April 21st through 26th in my shop, I’ll be teaching how to make my slat-back chair. This is both a chair basics class and a class in some really sophisticated techniques. And it’s all very do-able. You’ll learn about cutting and smoothing curves, and also about lamination as a way to make exceptionally strong, thin curved components. The joinery on this chair covers what you’d need for almost any other joined chair; and I’m excited to be able to show off all kinds of methods for making even the most complex mortise and tenon joints simple. Chairs have been my focus for the last 30 years, and this is a chance to tap into the insights, techniques and tricks that I’ve learned.
On May 9th – 11th, I’ll be at the Wortheffort School of Woodworking in San Marcos, Texas. The project here is a small stool or table (it works and looks good either way). This is an opportunity to master hand-cut mortise and tenon joinery, and there are a few dovetails thrown in just for fun. Mortise and tenon joinery is the backbone of all woodworking; it’s the best joint for joining parts in most furniture projects. But it somehow gets short shrift compared to the dovetail (its showy, and much more famous sibling). I’ve been cutting mortise and tenon joints using countless different methods since my very first days as a woodworker. And I’ve been teaching what I’ve learned (and continue to learn) for almost 20 years.
And then on May 19th through 23rd, I’ll be at the Port Townsend School of Woodworking, in Port Townsend, Washington (a spectacularly beautiful town on the Puget Sound) I’ll be teaching a class on building case pieces. The project is a small nightstand, but the fundamental construction techniques apply to all kinds of traditionally joined casework. We’ll cover frame and panel construction, mortise and tenon joinery, and half-blind dovetails; along with gluing up and smoothing panels, ship-lapped backs, and more. This is an ambitious project, but it all comes together beautifully, with lots of methods that make the seemingly difficult much easier.
So what’s the hidden agenda? Throughout each of these classes, I’m secretly trying to make you a significantly better woodworker. I’ve been pretty focused over the past few years on what really makes a difference in a person’s woodworking abilities (leading to the publication of my book, The Foundations of Better Woodworking); stuff that doesn’t get a whole lot of play in your typical book or article. And I’ve found that this foundational stuff makes a huge difference for my students. I’m constantly looking out for little things that I can help you to understand what you’re doing better, and ways you can use your body more efficiently and accurately to get the work done.
And don’t miss the Lie-Nielsen Hand Tool Event taking place in my shop this coming weekend (April 11th 10 am – 6 pm, and April 12th, 10 am – 5 pm).
I’m excited to announce that I”ll be teaching at the New English Workshop in March of 2015. I had met Paul Mayon (one of the founders of this new British woodworking school) at Handworks last May, and Paul recently invited me to come over to teach. In my excitement, I somehow promised I would come up with a new stool design for the class; I’ll write a bit about that process next time.
Paul has put up a couple of great blog posts on the New English Workshop website. The most recent of these relates his reaction to our recent, wide-ranging phone call, and continues with a bit of a review of my book, The Foundations of Better Woodworking (Paul also gave the book a great review in the British magazine, Furniture & Cabinetmaking). The earlier post is a little harder to characterize (Charles Bronson? I’m cool with that). You’ll just have to scroll down to see.
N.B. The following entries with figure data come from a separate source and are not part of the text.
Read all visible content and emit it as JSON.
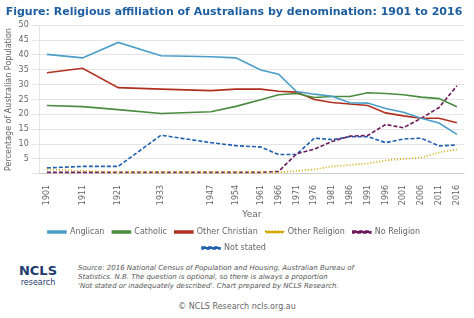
{
  "chart_data": {
    "type": "line",
    "title": "Figure: Religious affiliation of Australians by denomination: 1901 to 2016",
    "x_label": "Year",
    "y_label": "Percentage of Australian Population",
    "x": [
      1901,
      1911,
      1921,
      1933,
      1947,
      1954,
      1961,
      1966,
      1971,
      1976,
      1981,
      1986,
      1991,
      1996,
      2001,
      2006,
      2011,
      2016
    ],
    "series": [
      {
        "name": "Anglican",
        "color": "#4a9ec8",
        "line_style": "solid",
        "values": [
          40.2,
          39.0,
          44.2,
          39.7,
          39.4,
          39.0,
          34.9,
          33.5,
          27.7,
          26.8,
          26.1,
          23.9,
          23.8,
          22.0,
          20.7,
          18.7,
          17.1,
          13.3
        ]
      },
      {
        "name": "Catholic",
        "color": "#4a8c3f",
        "line_style": "solid",
        "values": [
          23.0,
          22.6,
          21.6,
          20.3,
          20.9,
          22.7,
          24.9,
          26.6,
          27.0,
          25.7,
          26.0,
          26.0,
          27.3,
          27.0,
          26.6,
          25.8,
          25.3,
          22.6
        ]
      },
      {
        "name": "Other Christian",
        "color": "#b03020",
        "line_style": "solid",
        "values": [
          34.0,
          35.5,
          29.0,
          28.5,
          28.0,
          28.5,
          28.5,
          27.8,
          27.5,
          25.0,
          24.0,
          23.5,
          23.0,
          20.5,
          19.5,
          18.7,
          18.7,
          17.2
        ]
      },
      {
        "name": "Other Religion",
        "color": "#d4a800",
        "line_style": "dotted",
        "values": [
          1.5,
          1.0,
          0.5,
          0.5,
          0.5,
          0.5,
          0.5,
          0.5,
          1.0,
          1.5,
          2.5,
          3.0,
          3.5,
          4.5,
          5.0,
          5.5,
          7.2,
          8.2
        ]
      },
      {
        "name": "No Religion",
        "color": "#6b1a5a",
        "line_style": "dashed",
        "values": [
          0.5,
          0.5,
          0.5,
          0.5,
          0.5,
          0.5,
          0.5,
          0.8,
          6.7,
          8.3,
          10.9,
          12.7,
          12.9,
          16.6,
          15.5,
          18.7,
          22.3,
          29.6
        ]
      },
      {
        "name": "Not stated",
        "color": "#2060b0",
        "line_style": "dashed",
        "values": [
          2.0,
          2.5,
          2.5,
          13.0,
          10.5,
          9.5,
          9.0,
          6.5,
          6.5,
          12.0,
          11.5,
          12.5,
          12.5,
          10.5,
          11.7,
          12.0,
          9.4,
          9.7
        ]
      }
    ],
    "xlim": [
      1899,
      2018
    ],
    "xticks": [
      1901,
      1911,
      1921,
      1933,
      1947,
      1954,
      1961,
      1966,
      1971,
      1976,
      1981,
      1986,
      1991,
      1996,
      2001,
      2006,
      2011,
      2016
    ],
    "ylim": [
      0,
      50
    ],
    "yticks": [
      {
        "value": 0,
        "label": ""
      },
      5,
      10,
      15,
      20,
      25,
      30,
      35,
      40,
      45,
      50
    ],
    "grid": "y",
    "legend": "bottom",
    "annotations": [
      "NCLS",
      "research",
      "Source: 2016 National Census of Population and Housing, Australian Bureau of\nStatistics. N.B. The question is optional, so there is always a proportion\n'Not stated or inadequately described'. Chart prepared by NCLS Research.",
      "© NCLS Research      ncls.org.au"
    ]
  }
}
I’ve just posted my teaching schedule for 2014 in my shop. I’m still nailing down some of the out-of-town stuff, but will post that as it firms up.
For now, I know I’ll be in:
San Marcos, TX (Wortheffort Woodworking School) the weekend of May 10-11,
Port Townsend, WA (Port Townsend School of Woodworking) May 19-23,
Warren, ME (Lie-Nielsen Toolworks Weekend Workshop) July 26-27,
Franklin, IN (Marc Adams School of Woodworking) September 29 – October 3.